Adjusted Metrics

If you don’t like a product for what are deemed to be the wrong reasons, your vote no longer counts:

A leading film rating site has adjusted its review metrics after it found “unusual voting activity” for a live-action remake of The Little Mermaid that has been criticised for casting a black actress as Ariel.

The film, which was released in May, had a 7/10 rating on the Internet Movie Database (IMDB) website, despite 15,000 of its 39,000 user-submitted reviews having given it one star.

In a notice posted on the film’s page, IMDB said: “Our rating mechanism has detected unusual voting activity on this title. To preserve the reliability of our rating system, an alternate weighting calculation has been applied.”

The lesson, as always, is this: convergence eliminates an organization’s ability to perform its primary function.

What is the point of a review site that does not permit reviews?
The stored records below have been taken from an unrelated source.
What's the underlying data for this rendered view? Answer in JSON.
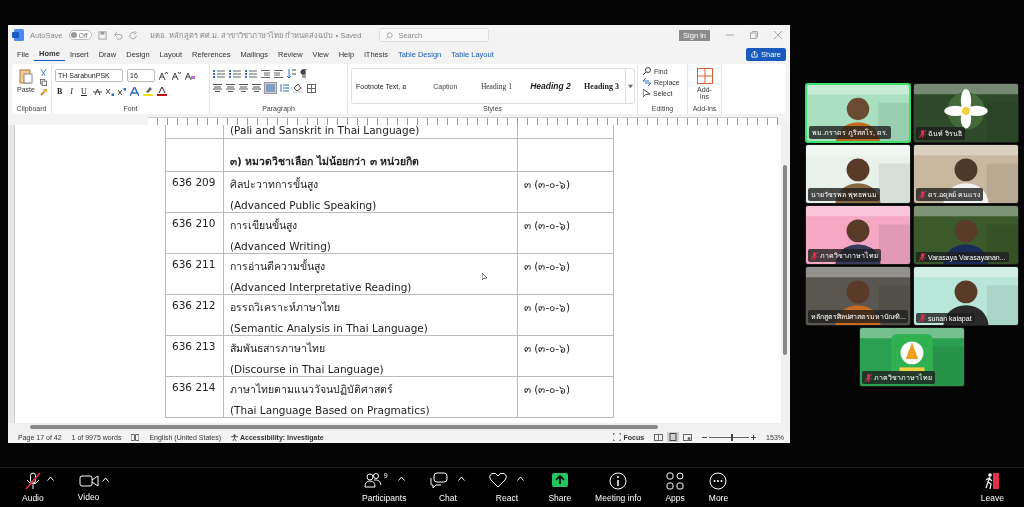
{
  "word": {
    "autosave_label": "AutoSave",
    "autosave": {
      "label": "Off",
      "on": false
    },
    "title": "มคอ. หลักสูตร ศศ.ม. สาขาวิชาภาษาไทย กำหนดส่งฉบับ • Saved",
    "search": {
      "placeholder": "Search"
    },
    "sign_in": "Sign in",
    "tabs": [
      {
        "label": "File",
        "selected": false,
        "kind": "normal"
      },
      {
        "label": "Home",
        "selected": true,
        "kind": "normal"
      },
      {
        "label": "Insert",
        "selected": false,
        "kind": "normal"
      },
      {
        "label": "Draw",
        "selected": false,
        "kind": "normal"
      },
      {
        "label": "Design",
        "selected": false,
        "kind": "normal"
      },
      {
        "label": "Layout",
        "selected": false,
        "kind": "normal"
      },
      {
        "label": "References",
        "selected": false,
        "kind": "normal"
      },
      {
        "label": "Mailings",
        "selected": false,
        "kind": "normal"
      },
      {
        "label": "Review",
        "selected": false,
        "kind": "normal"
      },
      {
        "label": "View",
        "selected": false,
        "kind": "normal"
      },
      {
        "label": "Help",
        "selected": false,
        "kind": "normal"
      },
      {
        "label": "iThesis",
        "selected": false,
        "kind": "normal"
      },
      {
        "label": "Table Design",
        "selected": false,
        "kind": "contextual"
      },
      {
        "label": "Table Layout",
        "selected": false,
        "kind": "contextual"
      }
    ],
    "share": "Share",
    "ribbon": {
      "clipboard": {
        "paste": "Paste",
        "label": "Clipboard"
      },
      "font": {
        "name": "TH SarabunPSK",
        "size": "16",
        "label": "Font",
        "bold": "B",
        "italic": "I",
        "underline": "U"
      },
      "paragraph": {
        "label": "Paragraph"
      },
      "styles": {
        "items": [
          "Footnote Text, ฮ",
          "Caption",
          "Heading 1",
          "Heading 2",
          "Heading 3"
        ],
        "label": "Styles"
      },
      "editing": {
        "find": "Find",
        "replace": "Replace",
        "select": "Select",
        "label": "Editing"
      },
      "addins": {
        "button": "Add-ins",
        "label": "Add-ins"
      }
    },
    "document": {
      "rows": [
        {
          "kind": "partial",
          "title": "(Pali and Sanskrit in Thai Language)"
        },
        {
          "kind": "heading",
          "title": "๓) หมวดวิชาเลือก ไม่น้อยกว่า ๓ หน่วยกิต"
        },
        {
          "kind": "course",
          "code": "636 209",
          "title": "ศิลปะวาทการขั้นสูง",
          "english": "(Advanced Public Speaking)",
          "credits": "๓ (๓-๐-๖)"
        },
        {
          "kind": "course",
          "code": "636 210",
          "title": "การเขียนขั้นสูง",
          "english": "(Advanced Writing)",
          "credits": "๓ (๓-๐-๖)"
        },
        {
          "kind": "course",
          "code": "636 211",
          "title": "การอ่านตีความขั้นสูง",
          "english": "(Advanced Interpretative Reading)",
          "credits": "๓ (๓-๐-๖)"
        },
        {
          "kind": "course",
          "code": "636 212",
          "title": "อรรถวิเคราะห์ภาษาไทย",
          "english": "(Semantic Analysis in Thai Language)",
          "credits": "๓ (๓-๐-๖)"
        },
        {
          "kind": "course",
          "code": "636 213",
          "title": "สัมพันธสารภาษาไทย",
          "english": "(Discourse in Thai Language)",
          "credits": "๓ (๓-๐-๖)"
        },
        {
          "kind": "course",
          "code": "636 214",
          "title": "ภาษาไทยตามแนววัจนปฏิบัติศาสตร์",
          "english": "(Thai Language Based on Pragmatics)",
          "credits": "๓ (๓-๐-๖)"
        }
      ]
    },
    "status": {
      "page": "Page 17 of 42",
      "words": "1 of 9975 words",
      "language": "English (United States)",
      "accessibility": "Accessibility: Investigate",
      "focus": "Focus",
      "zoom": "153%",
      "zoom_slider": {
        "level": 0.55
      }
    }
  },
  "gallery": [
    {
      "name": "พม.ภราดร ภูริสสโร, ดร.",
      "muted": false,
      "speaking": true
    },
    {
      "name": "ฉันท์ จิรนธิ",
      "muted": true,
      "speaking": false
    },
    {
      "name": "นายวัชรพล พุทธพนม",
      "muted": false,
      "speaking": false
    },
    {
      "name": "ดร.อดุลย์ คนแรง",
      "muted": true,
      "speaking": false
    },
    {
      "name": "ภาควิชาภาษาไทย",
      "muted": true,
      "speaking": false
    },
    {
      "name": "Varasaya Varasayanan...",
      "muted": true,
      "speaking": false
    },
    {
      "name": "หลักสูตรศิลปศาสตรมหาบัณฑิ...",
      "muted": false,
      "speaking": false
    },
    {
      "name": "sunan kalapat",
      "muted": true,
      "speaking": false
    },
    {
      "name": "ภาควิชาภาษาไทย",
      "muted": true,
      "speaking": false
    }
  ],
  "toolbar": {
    "left": [
      {
        "kind": "audio",
        "label": "Audio",
        "muted": true
      },
      {
        "kind": "video",
        "label": "Video",
        "muted": false
      }
    ],
    "center": [
      {
        "kind": "participants",
        "label": "Participants",
        "count": "9",
        "caret": true
      },
      {
        "kind": "chat",
        "label": "Chat",
        "caret": true
      },
      {
        "kind": "react",
        "label": "React",
        "caret": true
      },
      {
        "kind": "share",
        "label": "Share",
        "caret": false
      },
      {
        "kind": "info",
        "label": "Meeting info",
        "caret": false
      },
      {
        "kind": "apps",
        "label": "Apps",
        "caret": false
      },
      {
        "kind": "more",
        "label": "More",
        "caret": false
      }
    ],
    "leave": "Leave"
  }
}
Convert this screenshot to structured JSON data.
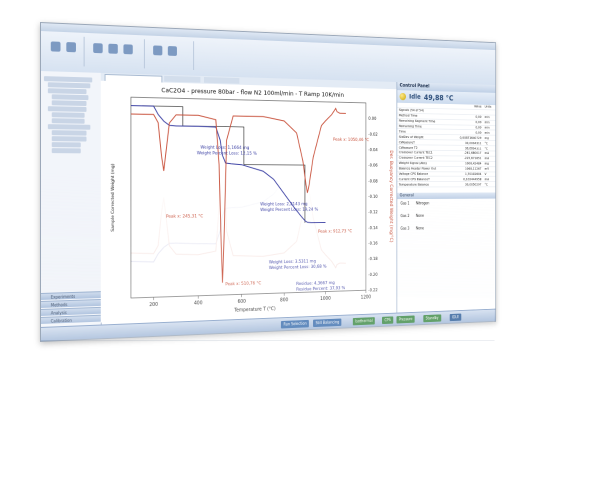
{
  "chart": {
    "title": "CaC2O4 - pressure 80bar - flow N2 100ml/min - T Ramp 10K/min",
    "xlabel": "Temperature T (°C)",
    "ylabel_left": "Sample Corrected Weight (mg)",
    "ylabel_right": "Der. Buoyancy Corrected Weight (mg/°C)",
    "xticks": [
      "200",
      "400",
      "600",
      "800",
      "1000",
      "1200"
    ],
    "yticks_right": [
      "0.00",
      "-0.02",
      "-0.04",
      "-0.06",
      "-0.08",
      "-0.10",
      "-0.12",
      "-0.14",
      "-0.16",
      "-0.18",
      "-0.20",
      "-0.22"
    ],
    "annotations": {
      "wl1": "Weight Loss: 1,1664 mg",
      "wpl1": "Weight Percent Loss: 12,15 %",
      "wl2": "Weight Loss: 2,2143 mg",
      "wpl2": "Weight Percent Loss: 19,24 %",
      "wl3": "Weight Loss: 3,5311 mg",
      "wpl3": "Weight Percent Loss: 30,68 %",
      "res": "Residue: 4,3667 mg",
      "rpc": "Residue Percent: 37,93 %",
      "peak1": "Peak x: 245,31 °C",
      "peak2": "Peak x: 510,76 °C",
      "peak3": "Peak x: 912,73 °C",
      "peak4": "Peak x: 1050,46 °C"
    }
  },
  "chart_data": {
    "type": "line",
    "title": "CaC2O4 - pressure 80bar - flow N2 100ml/min - T Ramp 10K/min",
    "xlabel": "Temperature T (°C)",
    "ylabel": "Sample Corrected Weight (mg)",
    "y2label": "Der. Buoyancy Corrected Weight (mg/°C)",
    "xlim": [
      100,
      1200
    ],
    "ylim": [
      0,
      12
    ],
    "y2lim": [
      -0.22,
      0.02
    ],
    "series": [
      {
        "axis": "left",
        "color": "#3a3fa3",
        "x": [
          100,
          200,
          220,
          245,
          270,
          300,
          400,
          480,
          500,
          510,
          525,
          550,
          600,
          700,
          750,
          800,
          850,
          880,
          900,
          912,
          930,
          950,
          1000
        ],
        "y": [
          11.5,
          11.5,
          11.0,
          10.6,
          10.35,
          10.33,
          10.33,
          10.3,
          9.5,
          8.6,
          8.1,
          8.05,
          8.0,
          7.6,
          7.1,
          6.2,
          5.3,
          4.8,
          4.5,
          4.4,
          4.37,
          4.37,
          4.37
        ]
      },
      {
        "axis": "right",
        "color": "#c8503a",
        "x": [
          100,
          200,
          220,
          235,
          245,
          255,
          270,
          300,
          400,
          480,
          495,
          505,
          511,
          518,
          530,
          560,
          620,
          700,
          800,
          860,
          890,
          905,
          912,
          920,
          940,
          980,
          1000,
          1030,
          1045,
          1050,
          1056,
          1070,
          1100
        ],
        "y": [
          0.0,
          0.0,
          -0.01,
          -0.05,
          -0.068,
          -0.045,
          -0.01,
          0.0,
          0.0,
          -0.005,
          -0.06,
          -0.16,
          -0.205,
          -0.15,
          -0.03,
          0.0,
          0.0,
          0.0,
          -0.005,
          -0.02,
          -0.055,
          -0.085,
          -0.095,
          -0.085,
          -0.05,
          -0.01,
          -0.004,
          0.004,
          0.01,
          0.012,
          0.008,
          0.006,
          0.006
        ]
      }
    ],
    "steps": [
      {
        "label": "Weight Loss: 1,1664 mg / Weight Percent Loss: 12,15 %",
        "x_from": 150,
        "x_to": 330,
        "y_from": 11.5,
        "y_to": 10.33
      },
      {
        "label": "Weight Loss: 2,2143 mg / Weight Percent Loss: 19,24 %",
        "x_from": 330,
        "x_to": 610,
        "y_from": 10.33,
        "y_to": 8.0
      },
      {
        "label": "Weight Loss: 3,5311 mg / Weight Percent Loss: 30,68 %",
        "x_from": 610,
        "x_to": 900,
        "y_from": 8.0,
        "y_to": 4.37
      }
    ]
  },
  "control_panel": {
    "title": "Control Panel",
    "state": "Idle",
    "temperature": "49,88 °C",
    "col_value": "Value",
    "col_units": "Units",
    "rows": [
      {
        "name": "Signals (54 of 54)",
        "value": "",
        "unit": ""
      },
      {
        "name": "Method Time",
        "value": "0,00",
        "unit": "min"
      },
      {
        "name": "Remaining Segment Time",
        "value": "0,00",
        "unit": "min"
      },
      {
        "name": "Remaining Time",
        "value": "0,00",
        "unit": "min"
      },
      {
        "name": "Time",
        "value": "0,00",
        "unit": "min"
      },
      {
        "name": "StdDev of Weight",
        "value": "0,00871640729",
        "unit": "mg"
      },
      {
        "name": "CWeasureT",
        "value": "30,0004311",
        "unit": "°C"
      },
      {
        "name": "CWeasure T2",
        "value": "30,0004311",
        "unit": "°C"
      },
      {
        "name": "Crossover Current TEC1",
        "value": "-261,680017",
        "unit": "mA"
      },
      {
        "name": "Crossover Current TEC2",
        "value": "-225,671651",
        "unit": "mA"
      },
      {
        "name": "Weight Signal (Abs)",
        "value": "1006,42484",
        "unit": "mg"
      },
      {
        "name": "Balance Heater Power Out",
        "value": "1068,11267",
        "unit": "mV"
      },
      {
        "name": "Voltage CPS Balance",
        "value": "1,70102604",
        "unit": "V"
      },
      {
        "name": "Current CPS BalanceT",
        "value": "0,102444958",
        "unit": "mA"
      },
      {
        "name": "Temperature Balance",
        "value": "30,0050297",
        "unit": "°C"
      }
    ]
  },
  "general": {
    "title": "General",
    "gases": [
      {
        "name": "Gas 1",
        "value": "Nitrogen"
      },
      {
        "name": "Gas 2",
        "value": "None"
      },
      {
        "name": "Gas 3",
        "value": "None"
      }
    ]
  },
  "left_nav": [
    "Experiments",
    "Methods",
    "Analysis",
    "Calibration"
  ],
  "status_bar": {
    "segments": [
      "Run Selection",
      "Still Balancing",
      "Isothermal",
      "CPS",
      "Pressure",
      "Standby",
      "IDLE"
    ]
  },
  "colors": {
    "weight_curve": "#3a3fa3",
    "derivative_curve": "#c8503a",
    "accent_blue": "#2d4e7a"
  }
}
The fact that it is permissible to dislike a movie for one reason, but impermissible for another reason renders the entire service of the review site irrelevant. After all, if one person doesn’t wish to see a movie with a black protagonist, this point is presumably of interest to anyone who happens to share their opinion.

Such as, for example, the entire population of China and most of the population of Asia.

The self-immolation of the Clown World corpocracy is serving to create one global business opportunity after another.